On Effectiveness and Efficiency of Agentic Tool-calling and RL Training
For researchers and practitioners developing LLM agents, this work highlights critical flaws in current evaluation practices and offers efficiency improvements for RL training.
This paper reveals that tool-calling evaluation in LLM agents is highly sensitive to undocumented implementation choices, making leaderboard rankings unreliable, and identifies computational waste in RL-based training, proposing two techniques that achieve substantial wall-clock speedup without performance degradation.
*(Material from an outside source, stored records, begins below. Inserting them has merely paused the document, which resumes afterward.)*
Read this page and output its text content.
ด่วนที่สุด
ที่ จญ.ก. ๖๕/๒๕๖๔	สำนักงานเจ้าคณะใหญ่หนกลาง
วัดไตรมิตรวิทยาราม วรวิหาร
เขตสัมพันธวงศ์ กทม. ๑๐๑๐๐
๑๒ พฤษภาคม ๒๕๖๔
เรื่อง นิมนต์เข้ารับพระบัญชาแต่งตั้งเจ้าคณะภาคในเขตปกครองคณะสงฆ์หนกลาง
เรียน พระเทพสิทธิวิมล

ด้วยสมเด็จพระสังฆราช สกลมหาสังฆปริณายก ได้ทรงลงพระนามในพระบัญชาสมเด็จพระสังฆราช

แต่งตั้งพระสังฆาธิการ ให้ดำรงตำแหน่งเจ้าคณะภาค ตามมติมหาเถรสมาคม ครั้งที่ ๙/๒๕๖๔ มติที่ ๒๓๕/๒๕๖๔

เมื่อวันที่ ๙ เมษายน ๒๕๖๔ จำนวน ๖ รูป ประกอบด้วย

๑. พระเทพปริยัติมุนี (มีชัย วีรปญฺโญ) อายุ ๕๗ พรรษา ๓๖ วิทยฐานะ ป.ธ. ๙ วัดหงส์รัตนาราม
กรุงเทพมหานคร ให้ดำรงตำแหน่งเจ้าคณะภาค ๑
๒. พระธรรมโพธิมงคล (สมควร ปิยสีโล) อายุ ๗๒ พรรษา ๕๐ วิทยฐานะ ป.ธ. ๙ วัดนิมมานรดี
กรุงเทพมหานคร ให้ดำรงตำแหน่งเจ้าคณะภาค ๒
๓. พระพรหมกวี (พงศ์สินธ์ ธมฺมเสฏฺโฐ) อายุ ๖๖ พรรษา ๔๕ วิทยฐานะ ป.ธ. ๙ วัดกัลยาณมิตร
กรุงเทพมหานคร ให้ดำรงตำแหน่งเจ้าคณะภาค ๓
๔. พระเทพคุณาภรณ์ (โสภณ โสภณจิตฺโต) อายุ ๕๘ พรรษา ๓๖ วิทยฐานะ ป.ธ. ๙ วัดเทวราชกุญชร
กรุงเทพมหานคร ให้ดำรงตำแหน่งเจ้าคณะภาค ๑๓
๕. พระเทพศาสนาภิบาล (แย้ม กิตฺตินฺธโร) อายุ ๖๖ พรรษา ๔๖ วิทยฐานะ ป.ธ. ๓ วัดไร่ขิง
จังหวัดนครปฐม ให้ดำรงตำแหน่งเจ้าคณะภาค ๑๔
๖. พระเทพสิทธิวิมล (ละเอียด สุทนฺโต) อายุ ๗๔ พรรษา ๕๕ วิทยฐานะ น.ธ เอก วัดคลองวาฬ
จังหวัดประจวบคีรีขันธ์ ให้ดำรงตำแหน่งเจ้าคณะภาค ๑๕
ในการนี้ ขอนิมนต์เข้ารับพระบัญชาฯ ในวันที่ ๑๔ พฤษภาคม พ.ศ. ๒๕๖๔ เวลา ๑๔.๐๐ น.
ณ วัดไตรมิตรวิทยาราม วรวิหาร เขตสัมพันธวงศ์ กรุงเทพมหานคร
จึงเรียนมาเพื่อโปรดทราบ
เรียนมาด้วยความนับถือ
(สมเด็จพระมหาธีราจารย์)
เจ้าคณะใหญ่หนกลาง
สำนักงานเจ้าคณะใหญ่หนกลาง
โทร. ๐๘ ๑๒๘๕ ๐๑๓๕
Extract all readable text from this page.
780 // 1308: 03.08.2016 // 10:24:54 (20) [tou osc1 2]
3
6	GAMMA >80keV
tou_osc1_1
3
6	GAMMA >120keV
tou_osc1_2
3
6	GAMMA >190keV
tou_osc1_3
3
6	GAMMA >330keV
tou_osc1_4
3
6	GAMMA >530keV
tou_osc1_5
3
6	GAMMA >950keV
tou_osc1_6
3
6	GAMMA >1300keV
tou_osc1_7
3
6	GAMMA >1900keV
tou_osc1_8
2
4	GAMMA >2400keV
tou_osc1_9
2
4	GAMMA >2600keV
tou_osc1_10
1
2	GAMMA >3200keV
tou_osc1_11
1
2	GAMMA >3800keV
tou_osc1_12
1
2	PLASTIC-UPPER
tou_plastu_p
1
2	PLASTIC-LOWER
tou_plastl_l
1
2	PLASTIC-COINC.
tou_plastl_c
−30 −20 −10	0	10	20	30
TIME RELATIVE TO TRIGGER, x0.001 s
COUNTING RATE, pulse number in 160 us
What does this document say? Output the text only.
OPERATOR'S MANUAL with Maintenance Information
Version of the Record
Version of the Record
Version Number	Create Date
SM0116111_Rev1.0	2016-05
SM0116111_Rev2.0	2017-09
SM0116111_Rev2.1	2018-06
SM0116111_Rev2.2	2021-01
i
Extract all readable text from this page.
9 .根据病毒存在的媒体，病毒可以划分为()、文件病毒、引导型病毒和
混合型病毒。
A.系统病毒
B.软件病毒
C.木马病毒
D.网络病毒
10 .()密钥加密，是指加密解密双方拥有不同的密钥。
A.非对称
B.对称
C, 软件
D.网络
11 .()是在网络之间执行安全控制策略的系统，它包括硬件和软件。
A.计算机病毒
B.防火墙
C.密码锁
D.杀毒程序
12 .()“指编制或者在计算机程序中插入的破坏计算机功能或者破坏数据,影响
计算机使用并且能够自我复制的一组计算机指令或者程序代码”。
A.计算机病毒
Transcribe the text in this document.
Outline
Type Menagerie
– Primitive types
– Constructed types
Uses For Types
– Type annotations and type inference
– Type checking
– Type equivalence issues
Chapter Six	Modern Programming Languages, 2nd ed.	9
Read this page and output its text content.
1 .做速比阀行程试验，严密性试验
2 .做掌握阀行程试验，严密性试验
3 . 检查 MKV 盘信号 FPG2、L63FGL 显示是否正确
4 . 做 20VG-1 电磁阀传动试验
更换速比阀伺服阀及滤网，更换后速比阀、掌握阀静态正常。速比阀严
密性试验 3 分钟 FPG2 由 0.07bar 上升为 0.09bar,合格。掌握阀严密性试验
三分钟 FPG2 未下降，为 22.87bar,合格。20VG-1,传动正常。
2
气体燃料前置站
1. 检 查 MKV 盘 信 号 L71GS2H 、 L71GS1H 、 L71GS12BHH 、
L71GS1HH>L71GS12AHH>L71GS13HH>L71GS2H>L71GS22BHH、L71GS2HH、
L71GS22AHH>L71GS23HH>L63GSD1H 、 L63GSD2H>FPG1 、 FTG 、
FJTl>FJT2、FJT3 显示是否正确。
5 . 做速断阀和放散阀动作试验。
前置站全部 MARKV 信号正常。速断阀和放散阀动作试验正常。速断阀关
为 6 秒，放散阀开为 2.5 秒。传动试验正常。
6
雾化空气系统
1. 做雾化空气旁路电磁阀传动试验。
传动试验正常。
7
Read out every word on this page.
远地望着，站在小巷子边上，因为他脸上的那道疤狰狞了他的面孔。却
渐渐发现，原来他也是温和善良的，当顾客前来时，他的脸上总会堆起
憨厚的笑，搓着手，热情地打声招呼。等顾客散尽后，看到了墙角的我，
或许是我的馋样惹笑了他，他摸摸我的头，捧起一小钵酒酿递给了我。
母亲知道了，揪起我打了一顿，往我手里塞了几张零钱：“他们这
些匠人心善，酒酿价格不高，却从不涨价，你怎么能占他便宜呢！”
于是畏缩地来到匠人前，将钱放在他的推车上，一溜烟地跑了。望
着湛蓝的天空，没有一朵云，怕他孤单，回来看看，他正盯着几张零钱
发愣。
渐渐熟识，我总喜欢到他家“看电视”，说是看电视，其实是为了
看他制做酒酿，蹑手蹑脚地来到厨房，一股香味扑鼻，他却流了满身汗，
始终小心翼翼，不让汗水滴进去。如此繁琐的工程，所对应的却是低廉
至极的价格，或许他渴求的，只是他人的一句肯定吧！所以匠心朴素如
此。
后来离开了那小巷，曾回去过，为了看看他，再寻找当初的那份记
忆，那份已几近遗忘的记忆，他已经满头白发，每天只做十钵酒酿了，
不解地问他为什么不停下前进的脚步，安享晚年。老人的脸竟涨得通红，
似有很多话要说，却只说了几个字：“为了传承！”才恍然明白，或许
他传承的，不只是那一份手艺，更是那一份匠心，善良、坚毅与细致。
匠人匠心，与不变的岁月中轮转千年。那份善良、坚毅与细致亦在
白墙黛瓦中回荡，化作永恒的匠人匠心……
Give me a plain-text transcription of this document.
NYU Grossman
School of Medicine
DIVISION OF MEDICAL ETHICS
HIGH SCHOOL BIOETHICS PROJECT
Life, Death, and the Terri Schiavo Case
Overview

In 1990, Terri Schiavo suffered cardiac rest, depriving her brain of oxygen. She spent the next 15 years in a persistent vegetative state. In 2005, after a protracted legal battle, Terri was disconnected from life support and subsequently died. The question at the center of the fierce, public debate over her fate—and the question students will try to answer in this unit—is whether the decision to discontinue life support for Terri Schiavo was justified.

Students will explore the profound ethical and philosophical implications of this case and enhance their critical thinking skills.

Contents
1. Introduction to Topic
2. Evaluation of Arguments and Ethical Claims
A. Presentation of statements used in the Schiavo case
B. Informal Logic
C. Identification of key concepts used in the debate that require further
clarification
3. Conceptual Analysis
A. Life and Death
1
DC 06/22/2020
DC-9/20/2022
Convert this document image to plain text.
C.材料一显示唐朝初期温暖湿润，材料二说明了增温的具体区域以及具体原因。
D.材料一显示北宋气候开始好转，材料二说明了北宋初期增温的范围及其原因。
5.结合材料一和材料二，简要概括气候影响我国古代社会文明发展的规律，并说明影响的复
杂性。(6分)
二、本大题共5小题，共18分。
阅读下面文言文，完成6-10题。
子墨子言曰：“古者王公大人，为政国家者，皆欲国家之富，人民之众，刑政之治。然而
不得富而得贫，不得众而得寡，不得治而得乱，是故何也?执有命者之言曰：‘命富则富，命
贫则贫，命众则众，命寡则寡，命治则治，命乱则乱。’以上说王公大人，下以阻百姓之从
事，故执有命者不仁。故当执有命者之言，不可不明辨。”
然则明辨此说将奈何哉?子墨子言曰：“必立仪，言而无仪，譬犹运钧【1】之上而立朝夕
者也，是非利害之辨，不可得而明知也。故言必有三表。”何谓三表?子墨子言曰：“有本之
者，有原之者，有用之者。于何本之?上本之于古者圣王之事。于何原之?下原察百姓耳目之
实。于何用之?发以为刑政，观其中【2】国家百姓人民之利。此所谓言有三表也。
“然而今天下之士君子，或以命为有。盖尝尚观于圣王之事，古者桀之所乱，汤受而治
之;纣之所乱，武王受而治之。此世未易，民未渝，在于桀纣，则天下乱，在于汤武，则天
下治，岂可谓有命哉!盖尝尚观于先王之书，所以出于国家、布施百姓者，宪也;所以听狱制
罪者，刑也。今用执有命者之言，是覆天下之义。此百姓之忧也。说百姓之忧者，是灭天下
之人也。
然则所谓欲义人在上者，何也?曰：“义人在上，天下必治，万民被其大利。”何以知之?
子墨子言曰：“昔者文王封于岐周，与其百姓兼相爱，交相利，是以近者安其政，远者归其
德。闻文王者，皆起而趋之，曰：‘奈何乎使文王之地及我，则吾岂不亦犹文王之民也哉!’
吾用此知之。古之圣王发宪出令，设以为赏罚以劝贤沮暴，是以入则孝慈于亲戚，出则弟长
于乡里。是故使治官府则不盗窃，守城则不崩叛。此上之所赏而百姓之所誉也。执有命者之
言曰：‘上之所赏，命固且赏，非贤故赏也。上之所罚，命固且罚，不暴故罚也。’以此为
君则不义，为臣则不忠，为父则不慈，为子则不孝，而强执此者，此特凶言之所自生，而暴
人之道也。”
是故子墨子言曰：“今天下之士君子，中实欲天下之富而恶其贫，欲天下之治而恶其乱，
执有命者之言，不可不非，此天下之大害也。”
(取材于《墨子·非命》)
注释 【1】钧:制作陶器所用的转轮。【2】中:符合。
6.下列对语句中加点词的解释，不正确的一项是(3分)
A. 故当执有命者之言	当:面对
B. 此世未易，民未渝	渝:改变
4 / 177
Tool-calling is a central component of modern large language model (LLM) agents, equipping them with skills beyond their parametric knowledge. This paper studies tool-calling along two complementary axes: effectiveness, i.e., how this capability is measured, and efficiency, i.e., how it is learned. On effectiveness, we systematically analyze tool-calling evaluation pipelines and show that results can be highly sensitive to seemingly minor, often undocumented implementation choices including the random seed, system prompt, multi-turn template construction, and how prior interaction/reasoning history is carried forward. These choices can lead to substantial differences in reported performance, especially in multi-turn settings where without rigorous standardization, leaderboard rankings are unreliable. On efficiency, we examine standard reinforcement learning (RL) for tool-calling and identify two sources of computational waste: (i) during rollouts, many prompts produce no learning signal, and (ii) during policy updates, optimization incurs high computational cost. Guided by these findings, we introduce two techniques that accelerate RL-based tool-calling training, achieving substantial wall-clock speedup without degrading performance.